Last year, my garden produced a bumper crop of pumpkins, squashes and gourds. Known to gardeners as cucurbits, these warty, ribbed, spotted, speckled, striped and misshapen oddities of the fall garden conjure up all sorts of imaginings and lend themselves to carving, piercing, painting, scraping and illuminating to frighten and delight on Halloween. Because mine were so “well formed” in their oddness, and so colorful and so very diverse in size and shape, I used them in a variety of decorative ways to celebrate the arrival of autumn and the approach of Halloween.
My new farm in Bedford has many buildings, each with walls and entrances and porches that can be transformed at any time of year with plants, flowers and wreaths. But for fall, it was so easy to gather hundreds of cucurbits and arrange them everywhere, on stoops and tables and walls and stairs. By early October, I had emptied all the exterior planters – the urns and troughs – and put away in the greenhouse the tender plants I displayed throughout summer. Without them, the buildings would look a bit barren, so the wheelbarrows of squashes and gourds came in very handy.

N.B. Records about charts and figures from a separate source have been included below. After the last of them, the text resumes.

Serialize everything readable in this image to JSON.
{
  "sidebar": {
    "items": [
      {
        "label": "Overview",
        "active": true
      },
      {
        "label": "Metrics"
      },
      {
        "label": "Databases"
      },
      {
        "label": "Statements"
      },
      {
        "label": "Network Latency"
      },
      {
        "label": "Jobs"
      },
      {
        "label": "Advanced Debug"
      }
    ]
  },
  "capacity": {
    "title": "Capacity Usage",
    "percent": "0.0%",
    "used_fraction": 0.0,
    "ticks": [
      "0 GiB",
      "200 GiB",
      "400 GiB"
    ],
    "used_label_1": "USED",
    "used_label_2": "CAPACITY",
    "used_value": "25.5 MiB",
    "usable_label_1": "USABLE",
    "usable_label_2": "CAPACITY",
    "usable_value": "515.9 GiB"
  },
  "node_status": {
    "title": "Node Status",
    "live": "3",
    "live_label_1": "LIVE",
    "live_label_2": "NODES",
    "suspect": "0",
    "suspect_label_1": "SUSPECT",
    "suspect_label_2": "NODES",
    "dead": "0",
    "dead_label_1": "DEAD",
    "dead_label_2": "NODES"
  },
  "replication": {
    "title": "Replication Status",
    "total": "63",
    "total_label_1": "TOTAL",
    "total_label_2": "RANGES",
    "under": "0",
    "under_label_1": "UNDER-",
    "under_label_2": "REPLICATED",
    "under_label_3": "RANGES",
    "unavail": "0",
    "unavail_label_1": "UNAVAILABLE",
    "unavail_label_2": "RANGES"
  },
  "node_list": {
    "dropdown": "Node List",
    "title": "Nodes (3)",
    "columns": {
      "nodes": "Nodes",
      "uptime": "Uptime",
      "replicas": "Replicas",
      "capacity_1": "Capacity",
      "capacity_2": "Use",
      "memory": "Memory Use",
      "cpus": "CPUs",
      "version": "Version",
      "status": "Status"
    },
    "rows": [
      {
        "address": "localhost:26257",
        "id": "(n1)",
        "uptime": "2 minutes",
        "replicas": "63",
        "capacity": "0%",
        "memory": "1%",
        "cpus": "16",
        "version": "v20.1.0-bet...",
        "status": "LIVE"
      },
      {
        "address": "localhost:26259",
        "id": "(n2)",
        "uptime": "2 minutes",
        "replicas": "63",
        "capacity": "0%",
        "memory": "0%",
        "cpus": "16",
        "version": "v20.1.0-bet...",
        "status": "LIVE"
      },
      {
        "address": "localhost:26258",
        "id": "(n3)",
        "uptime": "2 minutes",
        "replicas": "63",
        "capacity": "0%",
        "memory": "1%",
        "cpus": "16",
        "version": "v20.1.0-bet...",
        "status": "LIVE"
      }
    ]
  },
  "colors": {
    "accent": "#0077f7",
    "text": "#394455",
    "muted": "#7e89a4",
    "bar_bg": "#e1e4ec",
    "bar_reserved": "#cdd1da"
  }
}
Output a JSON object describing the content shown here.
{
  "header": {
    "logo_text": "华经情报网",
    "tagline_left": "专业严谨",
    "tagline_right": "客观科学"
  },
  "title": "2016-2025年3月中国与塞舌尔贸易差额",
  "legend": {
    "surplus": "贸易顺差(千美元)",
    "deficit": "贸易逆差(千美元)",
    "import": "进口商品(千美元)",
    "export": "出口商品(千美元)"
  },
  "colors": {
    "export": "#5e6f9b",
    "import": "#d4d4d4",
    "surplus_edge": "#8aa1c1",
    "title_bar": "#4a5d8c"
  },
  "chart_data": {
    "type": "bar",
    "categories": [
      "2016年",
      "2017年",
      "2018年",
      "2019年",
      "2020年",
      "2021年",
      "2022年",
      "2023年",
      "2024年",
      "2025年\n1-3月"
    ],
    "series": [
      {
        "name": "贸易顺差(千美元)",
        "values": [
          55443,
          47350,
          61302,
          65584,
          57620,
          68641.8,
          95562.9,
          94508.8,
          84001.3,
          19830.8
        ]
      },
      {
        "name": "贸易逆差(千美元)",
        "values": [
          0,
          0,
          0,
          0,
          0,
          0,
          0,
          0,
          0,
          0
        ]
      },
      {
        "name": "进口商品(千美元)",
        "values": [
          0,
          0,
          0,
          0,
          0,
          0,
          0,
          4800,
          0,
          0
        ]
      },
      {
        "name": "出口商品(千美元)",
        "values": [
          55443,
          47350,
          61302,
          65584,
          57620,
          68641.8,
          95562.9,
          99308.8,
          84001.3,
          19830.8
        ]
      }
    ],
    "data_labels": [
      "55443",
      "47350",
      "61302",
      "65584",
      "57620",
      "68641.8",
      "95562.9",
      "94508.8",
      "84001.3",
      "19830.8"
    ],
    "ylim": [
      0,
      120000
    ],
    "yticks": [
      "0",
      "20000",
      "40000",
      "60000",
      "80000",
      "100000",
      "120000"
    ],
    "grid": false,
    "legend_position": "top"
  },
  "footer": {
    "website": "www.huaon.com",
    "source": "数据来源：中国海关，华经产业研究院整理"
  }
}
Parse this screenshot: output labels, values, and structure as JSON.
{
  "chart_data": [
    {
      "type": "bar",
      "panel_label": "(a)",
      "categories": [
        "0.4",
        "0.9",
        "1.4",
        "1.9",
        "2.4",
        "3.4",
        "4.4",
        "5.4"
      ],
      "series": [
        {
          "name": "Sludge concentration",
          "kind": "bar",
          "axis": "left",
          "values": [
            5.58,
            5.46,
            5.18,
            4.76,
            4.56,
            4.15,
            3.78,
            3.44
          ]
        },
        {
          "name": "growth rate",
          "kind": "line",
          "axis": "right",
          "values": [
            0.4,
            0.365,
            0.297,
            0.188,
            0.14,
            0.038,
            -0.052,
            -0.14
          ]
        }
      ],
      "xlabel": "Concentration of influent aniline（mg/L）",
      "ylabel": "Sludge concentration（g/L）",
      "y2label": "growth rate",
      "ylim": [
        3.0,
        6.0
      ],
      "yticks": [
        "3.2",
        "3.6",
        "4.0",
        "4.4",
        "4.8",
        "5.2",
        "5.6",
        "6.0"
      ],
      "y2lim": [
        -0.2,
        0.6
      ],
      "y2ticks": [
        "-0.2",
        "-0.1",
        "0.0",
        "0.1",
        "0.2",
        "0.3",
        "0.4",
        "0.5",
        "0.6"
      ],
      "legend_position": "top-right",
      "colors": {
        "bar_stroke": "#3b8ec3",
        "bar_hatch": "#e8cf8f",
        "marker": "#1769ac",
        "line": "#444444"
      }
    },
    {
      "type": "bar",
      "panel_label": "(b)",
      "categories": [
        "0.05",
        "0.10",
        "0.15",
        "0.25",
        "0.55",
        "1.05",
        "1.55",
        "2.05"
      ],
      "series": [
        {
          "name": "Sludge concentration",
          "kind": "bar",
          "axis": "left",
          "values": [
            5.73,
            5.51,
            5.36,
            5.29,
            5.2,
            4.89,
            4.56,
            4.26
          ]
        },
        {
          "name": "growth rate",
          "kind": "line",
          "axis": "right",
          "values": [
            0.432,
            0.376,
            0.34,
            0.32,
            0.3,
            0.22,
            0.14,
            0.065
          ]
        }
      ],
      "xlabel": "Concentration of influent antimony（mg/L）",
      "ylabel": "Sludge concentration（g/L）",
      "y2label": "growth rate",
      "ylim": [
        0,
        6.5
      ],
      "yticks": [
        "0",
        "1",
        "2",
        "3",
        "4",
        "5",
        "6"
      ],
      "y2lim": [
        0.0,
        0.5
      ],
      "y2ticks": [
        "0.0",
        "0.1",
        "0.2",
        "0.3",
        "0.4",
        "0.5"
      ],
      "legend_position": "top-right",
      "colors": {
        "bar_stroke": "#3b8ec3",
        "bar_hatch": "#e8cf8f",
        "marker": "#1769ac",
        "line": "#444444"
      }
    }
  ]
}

I have collected the seeds for all the varieties from Seed Savers Exchange, other seed catalogs, European sources, many growers and my friend Amy Goldman, author of the inspiring book “The Compleat Squash” (Artisan, 2004). I always want to grow the strangest, or the largest, or the shiniest of pumpkins, and last year I concentrated on warts, bumps, swan necks and polka dots. All the seeds were planted in an old, fenced vegetable garden that had lain fallow. We enriched the soil with truckloads of horse manure and lots of compost, lime and superphosphate. We spaced the mounds generously so the vines would be able to grow and planted the climbing types along the fencing for support.
As the pumpkins grew and took shape, many of them were cosseted in piles of straw or raised on flat stones to keep them unblemished. Some were turned several times to keep them from becoming misshapen or discolored. Large gourds hanging from the fence were offered the support of wooden boxes to sit on, and no one was allowed to walk on the vines for fear of damaging or crushing the lifelines of these amazing fruits.
This year, because of extreme variations in summer temperatures and unusual amounts of rainfall, I am afraid my pumpkin patch will not be as beautifully productive. I have been peeking under the canopy of leaves in the garden, and there are some beauties, but nothing like the ones I was able to grow last year. So many of the hard-skinned types last for months if kept dry and cool, but no cooler than about 50 degrees.
It seems as though “arrangements” is really too formal a term for my displays of pumpkins and gourds. I really just placed the fruits here and there according to color, type or size. The green gourds were so incredible that when grouped on the picnic table, they attracted a tremendous amount of attention.
We didn’t stop with just the garden produce. We also enhanced the doors to the house with bright golden and orange bittersweet wreaths. The vines are soft and so much easier to deal with than evergreens. And don’t forget to pick up the brightest fall leaves to arrange under a pumpkin or as a nest for some tiny gourds for a centerpiece.
Questions should be addressed to Ask Martha, care of Letters Department, Martha Stewart Living, 11 W. 42nd St., New York, NY 10036. E-mail to mslletters@marthastewart.com.
2006 Martha Stewart Living Omnimedia, Inc.
Bittersweet wreath
A bittersweet wreath is easy to make. You can pick your own vines or buy them from a florist. Mine was made on a 24-inch double-wire wreath form. Finished, it measures more than 30 inches across.
To determine the size of the wreath form you’ll need, measure the width of your door and subtract six inches. Your wreath form should be no bigger than this number. Hang it from a small brass screw on a piece of strong, clear monofilament.
1. Cut 10- to 15-inch-long pieces of bittersweet. Gather them into bundles. For a 24-inch wreath form, we used 24 bundles with about 5 branches each. For smaller wreath forms, use fewer branches in each bundle. Branches should be as fresh as possible (if cutting from your own garden, do so on the day you’ll make the wreath). Old branches won’t be malleable and will lose berries.
2. You can use either floral wire on a paddle or a roll of 20- to 24-gauge wire (available at hardware stores) to affix the bundles to the form. Attach the wire to a crossbar of the wreath form.
3. Lay a bundle on the top of the form, and wrap the wire tightly around the stems three times. Do not cut the wire.
4. Add another bundle so that its top overlaps the bottom half of the previous bundle; wrap wire around its stems. Continue adding branch bundles until you’ve covered the frame.
5. Tuck wire under form; secure with a knot, and cut. Trim wreath as desired.